In september 1951 overlijdt Nettie’s vader, 63 jaar oud. Zij gaat op zoek naar werk in de Randstad. Voorzover er nog Joodse jeugd is overgebleven trekt die weg naar Israël, Amerika of Amsterdam. Ze vindt een baan op het kantoor van de Joodse Gemeente van Amsterdam, ze doet er de boekhouding. Aanvankelijk woont ze op een kamer, later volgt haar moeder haar en wonen moeder en dochter samen op de derde verdieping in de Uiterwaardenstraat 115. Op sjabbes bezoeken zij de synagoge aan de Lekstraat.

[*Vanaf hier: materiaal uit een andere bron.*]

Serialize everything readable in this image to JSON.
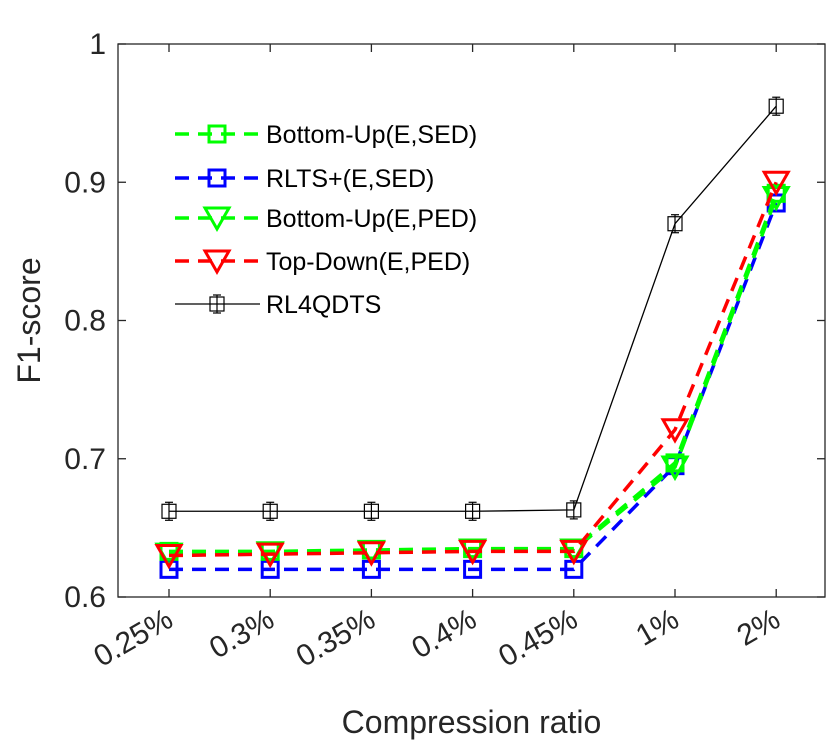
{
  "chart_data": {
    "type": "line",
    "title": "",
    "xlabel": "Compression ratio",
    "ylabel": "F1-score",
    "categories": [
      "0.25%",
      "0.3%",
      "0.35%",
      "0.4%",
      "0.45%",
      "1%",
      "2%"
    ],
    "ylim": [
      0.6,
      1.0
    ],
    "yticks": [
      0.6,
      0.7,
      0.8,
      0.9,
      1.0
    ],
    "ytick_labels": [
      "0.6",
      "0.7",
      "0.8",
      "0.9",
      "1"
    ],
    "grid": false,
    "legend_position": "top-left",
    "series": [
      {
        "name": "Bottom-Up(E,SED)",
        "color": "#00ff00",
        "line_style": "dashed",
        "marker": "square",
        "values": [
          0.633,
          0.633,
          0.634,
          0.635,
          0.635,
          0.697,
          0.892
        ]
      },
      {
        "name": "RLTS+(E,SED)",
        "color": "#0000ff",
        "line_style": "dashed",
        "marker": "square",
        "values": [
          0.62,
          0.62,
          0.62,
          0.62,
          0.62,
          0.695,
          0.885
        ]
      },
      {
        "name": "Bottom-Up(E,PED)",
        "color": "#00ff00",
        "line_style": "dashed",
        "marker": "triangle-down",
        "values": [
          0.631,
          0.632,
          0.633,
          0.634,
          0.634,
          0.694,
          0.889
        ]
      },
      {
        "name": "Top-Down(E,PED)",
        "color": "#ff0000",
        "line_style": "dashed",
        "marker": "triangle-down",
        "values": [
          0.63,
          0.631,
          0.632,
          0.633,
          0.633,
          0.721,
          0.9
        ]
      },
      {
        "name": "RL4QDTS",
        "color": "#000000",
        "line_style": "solid",
        "marker": "square-errorbar",
        "values": [
          0.662,
          0.662,
          0.662,
          0.662,
          0.663,
          0.87,
          0.955
        ]
      }
    ]
  }
}
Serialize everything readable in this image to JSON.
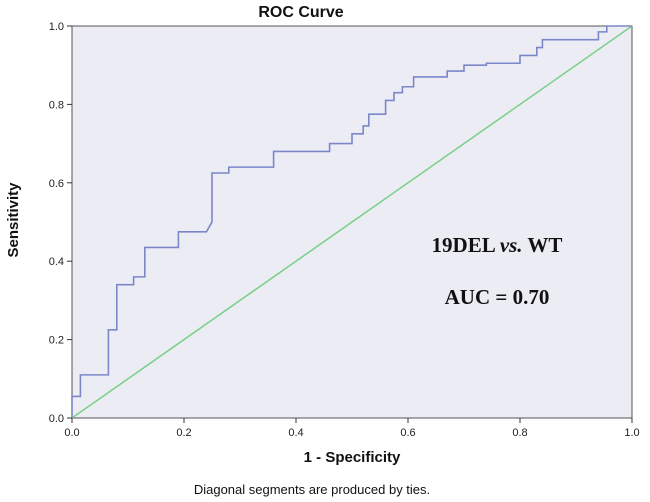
{
  "chart_data": {
    "type": "line",
    "title": "ROC Curve",
    "xlabel": "1 - Specificity",
    "ylabel": "Sensitivity",
    "footnote": "Diagonal segments are produced by ties.",
    "xlim": [
      0.0,
      1.0
    ],
    "ylim": [
      0.0,
      1.0
    ],
    "xticks": [
      "0.0",
      "0.2",
      "0.4",
      "0.6",
      "0.8",
      "1.0"
    ],
    "yticks": [
      "0.0",
      "0.2",
      "0.4",
      "0.6",
      "0.8",
      "1.0"
    ],
    "grid": false,
    "background": "#ececf4",
    "annotation": {
      "line1_part1": "19DEL ",
      "line1_italic": "vs.",
      "line1_part2": " WT",
      "line2": "AUC = 0.70"
    },
    "series": [
      {
        "name": "ROC",
        "color": "#7b87c8",
        "x": [
          0.0,
          0.0,
          0.015,
          0.015,
          0.065,
          0.065,
          0.08,
          0.08,
          0.11,
          0.11,
          0.13,
          0.13,
          0.19,
          0.19,
          0.24,
          0.25,
          0.25,
          0.28,
          0.28,
          0.36,
          0.36,
          0.46,
          0.46,
          0.5,
          0.5,
          0.52,
          0.52,
          0.53,
          0.53,
          0.56,
          0.56,
          0.575,
          0.575,
          0.59,
          0.59,
          0.61,
          0.61,
          0.67,
          0.67,
          0.7,
          0.7,
          0.74,
          0.74,
          0.8,
          0.8,
          0.83,
          0.83,
          0.84,
          0.84,
          0.94,
          0.94,
          0.955,
          0.955,
          1.0
        ],
        "y": [
          0.0,
          0.055,
          0.055,
          0.11,
          0.11,
          0.225,
          0.225,
          0.34,
          0.34,
          0.36,
          0.36,
          0.435,
          0.435,
          0.475,
          0.475,
          0.5,
          0.625,
          0.625,
          0.64,
          0.64,
          0.68,
          0.68,
          0.7,
          0.7,
          0.725,
          0.725,
          0.745,
          0.745,
          0.775,
          0.775,
          0.81,
          0.81,
          0.83,
          0.83,
          0.845,
          0.845,
          0.87,
          0.87,
          0.885,
          0.885,
          0.9,
          0.9,
          0.905,
          0.905,
          0.925,
          0.925,
          0.945,
          0.945,
          0.965,
          0.965,
          0.985,
          0.985,
          1.0,
          1.0
        ]
      },
      {
        "name": "Reference line",
        "color": "#7fd18c",
        "x": [
          0.0,
          1.0
        ],
        "y": [
          0.0,
          1.0
        ]
      }
    ]
  }
}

In maart 1955 ontmoet Nettie in Amsterdam Isidoor (Ies) Manasse, boekhouder bij de gemeente Arnhem. Ies is in april 1921 in Nijkerk geboren en heeft de bezetting samen met zijn moeder overleefd; ook hij heeft op veel adressen ondergedoken gezeten. Vader Eduard Louis (Eetje) Manasse was procuratiehouder van een knopenfabriek in Nijkerk. Hij is in 1942 gedeporteerd en dat najaar ergens in Centraal Europa bezweken of vermoord. Ies is bij de bevrijding 24 jaar oud. De onverklaarde dood van zijn vader is zijn hele leven een trauma gebleven.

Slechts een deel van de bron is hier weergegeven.